The exodus of these companies is directly connected to something else I find concerning, which is the introduction of new drivers into the sport or, more accurately, the lack thereof.
I was involved in a rather passionate Facebook discussion on the subject this past week, and the centre of it was the plight of Conor Daly, son of Derek, the former F1 and IndyCar driver.
The younger Daly is without a ride – of any kind – in 2014, and he expressed some of his frustration about his circumstances in a recent interview with Autoweek.
Now, Daly is just 22, and given his talent (he’s won in a variety of junior open-wheel series both in North America and Europe) and his apparent determination to land a ride, his chances of lasting the entire season without any races under his belt are slim. An Indy 500 deal appears likely and other races could be added should he be able to put the necessary funding together.
Ah yes, funding – something most IndyCar drivers have to be concerned about securing on an annual basis.
Look, I’m well aware that to make it as a professional driver in this day and age it takes a lot more than talent, but at what point does the sport risk blowing its future simply because many of its most promising future stars don’t have access to unlimited wealth?
Many that were involved in the conversation about Daly (pictured, right, with team mate Takuma Sato at the 2013 Indy 500) have years of experience covering racing, and are independent business people who know how challenging it can be to keep a business (and a career) afloat.

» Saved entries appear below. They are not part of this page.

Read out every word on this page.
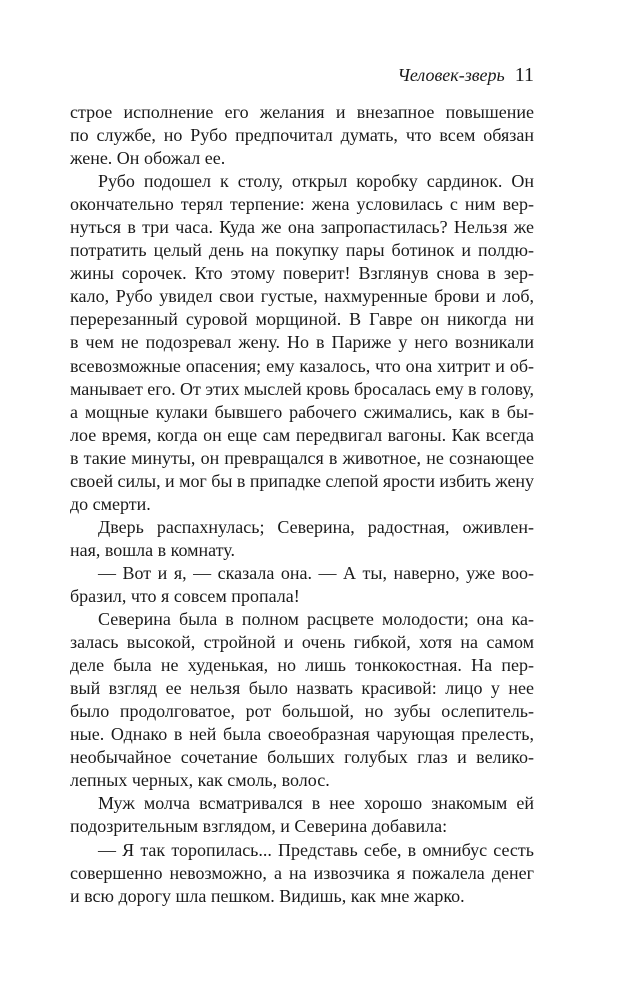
Человек-зверь 11
строе исполнение его желания и внезапное повышение
по службе, но Рубо предпочитал думать, что всем обязан
жене. Он обожал ее.
Рубо подошел к столу, открыл коробку сардинок. Он
окончательно терял терпение: жена условилась с ним вер-
нуться в три часа. Куда же она запропастилась? Нельзя же
потратить целый день на покупку пары ботинок и полдю-
жины сорочек. Кто этому поверит! Взглянув снова в зер-
кало, Рубо увидел свои густые, нахмуренные брови и лоб,
перерезанный суровой морщиной. В Гавре он никогда ни
в чем не подозревал жену. Но в Париже у него возникали
всевозможные опасения; ему казалось, что она хитрит и об-
манывает его. От этих мыслей кровь бросалась ему в голову,
а мощные кулаки бывшего рабочего сжимались, как в бы-
лое время, когда он еще сам передвигал вагоны. Как всегда
в такие минуты, он превращался в животное, не сознающее
своей силы, и мог бы в припадке слепой ярости избить жену
до смерти.
Дверь распахнулась; Северина, радостная, оживлен-
ная, вошла в комнату.
— Вот и я, — сказала она. — А ты, наверно, уже воо-
бразил, что я совсем пропала!
Северина была в полном расцвете молодости; она ка-
залась высокой, стройной и очень гибкой, хотя на самом
деле была не худенькая, но лишь тонкокостная. На пер-
вый взгляд ее нельзя было назвать красивой: лицо у нее
было продолговатое, рот большой, но зубы ослепитель-
ные. Однако в ней была своеобразная чарующая прелесть,
необычайное сочетание больших голубых глаз и велико-
лепных черных, как смоль, волос.
Муж молча всматривался в нее хорошо знакомым ей
подозрительным взглядом, и Северина добавила:
— Я так торопилась... Представь себе, в омнибус сесть
совершенно невозможно, а на извозчика я пожалела денег
и всю дорогу шла пешком. Видишь, как мне жарко.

Yet, despite that reality, it seemed like I was one of the few that felt much sympathy for a rising open-wheel star with talent and pedigree, and an American to boot, who can’t seem to land a full-time IndyCar ride.

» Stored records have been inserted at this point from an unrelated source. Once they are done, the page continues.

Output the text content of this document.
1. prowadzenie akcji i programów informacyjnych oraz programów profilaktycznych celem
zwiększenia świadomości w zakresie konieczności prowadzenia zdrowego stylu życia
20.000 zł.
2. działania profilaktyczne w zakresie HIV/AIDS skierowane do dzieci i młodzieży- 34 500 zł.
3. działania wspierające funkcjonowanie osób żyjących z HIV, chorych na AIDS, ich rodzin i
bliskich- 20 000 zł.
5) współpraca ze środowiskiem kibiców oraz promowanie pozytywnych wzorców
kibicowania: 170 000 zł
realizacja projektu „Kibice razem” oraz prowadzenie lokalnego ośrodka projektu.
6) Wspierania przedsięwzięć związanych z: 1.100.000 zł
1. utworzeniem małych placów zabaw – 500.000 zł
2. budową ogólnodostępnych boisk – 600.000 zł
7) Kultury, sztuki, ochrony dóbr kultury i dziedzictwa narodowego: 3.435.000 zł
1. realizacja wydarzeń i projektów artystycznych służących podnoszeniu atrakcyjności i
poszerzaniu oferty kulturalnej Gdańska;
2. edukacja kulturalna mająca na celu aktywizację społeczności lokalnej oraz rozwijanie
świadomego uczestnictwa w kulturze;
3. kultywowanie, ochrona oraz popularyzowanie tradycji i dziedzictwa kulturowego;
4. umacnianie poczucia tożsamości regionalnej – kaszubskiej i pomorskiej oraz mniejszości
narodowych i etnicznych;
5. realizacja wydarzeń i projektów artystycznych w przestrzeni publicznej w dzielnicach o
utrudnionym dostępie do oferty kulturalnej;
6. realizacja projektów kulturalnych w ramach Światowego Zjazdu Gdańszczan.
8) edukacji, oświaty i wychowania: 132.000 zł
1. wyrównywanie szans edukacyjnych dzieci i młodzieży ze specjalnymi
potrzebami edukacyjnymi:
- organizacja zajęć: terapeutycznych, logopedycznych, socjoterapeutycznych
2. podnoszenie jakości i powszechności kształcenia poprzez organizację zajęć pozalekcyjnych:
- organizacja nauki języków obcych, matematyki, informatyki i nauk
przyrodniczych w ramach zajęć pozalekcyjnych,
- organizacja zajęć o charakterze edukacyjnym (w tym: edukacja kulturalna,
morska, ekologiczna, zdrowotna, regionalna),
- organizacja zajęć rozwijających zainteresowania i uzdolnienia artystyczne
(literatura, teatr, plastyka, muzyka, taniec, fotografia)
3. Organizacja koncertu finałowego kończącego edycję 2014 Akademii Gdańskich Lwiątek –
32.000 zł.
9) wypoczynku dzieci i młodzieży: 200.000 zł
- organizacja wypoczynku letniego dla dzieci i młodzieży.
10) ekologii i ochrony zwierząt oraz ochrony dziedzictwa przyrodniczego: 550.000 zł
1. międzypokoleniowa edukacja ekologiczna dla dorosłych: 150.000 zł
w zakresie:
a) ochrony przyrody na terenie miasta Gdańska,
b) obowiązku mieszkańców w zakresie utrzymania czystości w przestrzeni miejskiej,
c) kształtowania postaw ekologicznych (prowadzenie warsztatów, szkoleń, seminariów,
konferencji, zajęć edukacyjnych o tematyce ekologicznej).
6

Hey, I love watching TK and Helio too, and I’m eager to see how Montoya performs in his first season in an open-wheel race car of any kind since 2006, but all of them are approaching 40. How many more seasons do they have left in them? Are they all going to have to retire before kids like Daly get their shot?
And if some don’t think Daly’s status as an American matters (which I think is absurd), consider that IndyCar lives and dies with American media and corporate interest. Having strong Americans in the series is important; it does move the needle.
Closer to home, there is a glut of Canadians populating the junior open-wheel formulas at the moment. Where are they going to be in 2016 or ‘17? Forced into sports cars or out of racing all together because they don’t have rich relatives to underwrite their racing careers?
This brings me back to the exodus of sponsors from the sport. I have no doubt that if a few of the companies I mentioned were still involved, Conor Daly and others like him would be on the grid for the season-opener in St. Pete.
I understand that attracting and retaining sponsors is challenging, and is made all the more difficult by the stubbornly low TV ratings IndyCar racing suffers from (particularly in the U.S.) aside from the Indy 500. It’s a difficult task, and I’m not exactly sure how (or if) it can be improved. Maybe it can’t be, but I hope I’m wrong about that.
Despite my concerns about the upward mobility of young drivers into IndyCar, I’m going to close on a positive note.
This past week, 23 year-old Jack Hawksworth of Bradford, England (pictured above) was named as the full-time driver of the no. 98 Dallara/Honda for Bryan Herta Autosport. Hawksworth, the 2012 Star Mazda champion and three-time race winner in Indy Lights last season will make his IndyCar debut in St. Pete.
I wish him well, and hope he’ll soon be joined by other young, exciting racers who are there not just because they’ve mastered the art of self-promotion and are loved by sponsors, but also because they’re pretty damn good behind the wheel of a race car. That, after all, is their real job.